The Sample/Population Mean – Numerical measure of the average or most probable value in some distributions. Can be measured for any distribution. Knowing the mean value alone for some sample is not very meaningful.
The Sample/Population Distribution – Plot of the frequency of occurrence of ranges of data values in the sample. The distribution needs to be represented by a reasonable number of data intervals (counting in bins).

The Sample Dispersion or standard deviation – Numerical measure of the range of the data about the mean value. Defined such that +/- 1 dispersion unit contains 68% of the sample, +/- 2 dispersion units contains 95% and +/- 3 dispersion units contains 99.7%. This is schematically shown below:

In general, we map dispersion/standard deviation units on to probabilities: http://zebu.uoregon.edu/2003/es202/ptable.html.

For instance:

The probability that some event will be greater than 0 dispersion units above the mean is 50%.
The probability that some event will be greater than 1 dispersion unit above the mean is 15%.
The probability that some event will be greater than 2 dispersion units above the mean is 2%.
The probability that some event will be greater than 3 dispersion units above the mean is 0.1% (1 in 1000).
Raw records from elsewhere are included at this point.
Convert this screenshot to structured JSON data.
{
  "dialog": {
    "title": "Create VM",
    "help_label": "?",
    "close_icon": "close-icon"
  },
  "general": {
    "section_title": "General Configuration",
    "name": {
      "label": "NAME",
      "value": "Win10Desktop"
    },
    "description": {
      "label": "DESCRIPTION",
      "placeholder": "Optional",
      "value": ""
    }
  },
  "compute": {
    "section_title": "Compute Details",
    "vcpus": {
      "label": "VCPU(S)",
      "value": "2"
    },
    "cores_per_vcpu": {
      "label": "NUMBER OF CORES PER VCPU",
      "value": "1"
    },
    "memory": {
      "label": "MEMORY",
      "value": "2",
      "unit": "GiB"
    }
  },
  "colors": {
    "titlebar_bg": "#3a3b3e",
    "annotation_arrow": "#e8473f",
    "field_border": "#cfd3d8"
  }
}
The calculation of dispersion in a distribution is very important because it represents a uniform way to determine probabilities and therefore to determine if some event in the data is expected (i.e., probable) or is significantly different than expected (i.e., improbable).

Later on we will apply this concept directly to global warming data to determine if recent years' warming is significant, relative to some long term trend. (It will turn out to be quite significant and this is something we can prove with simple statistics.)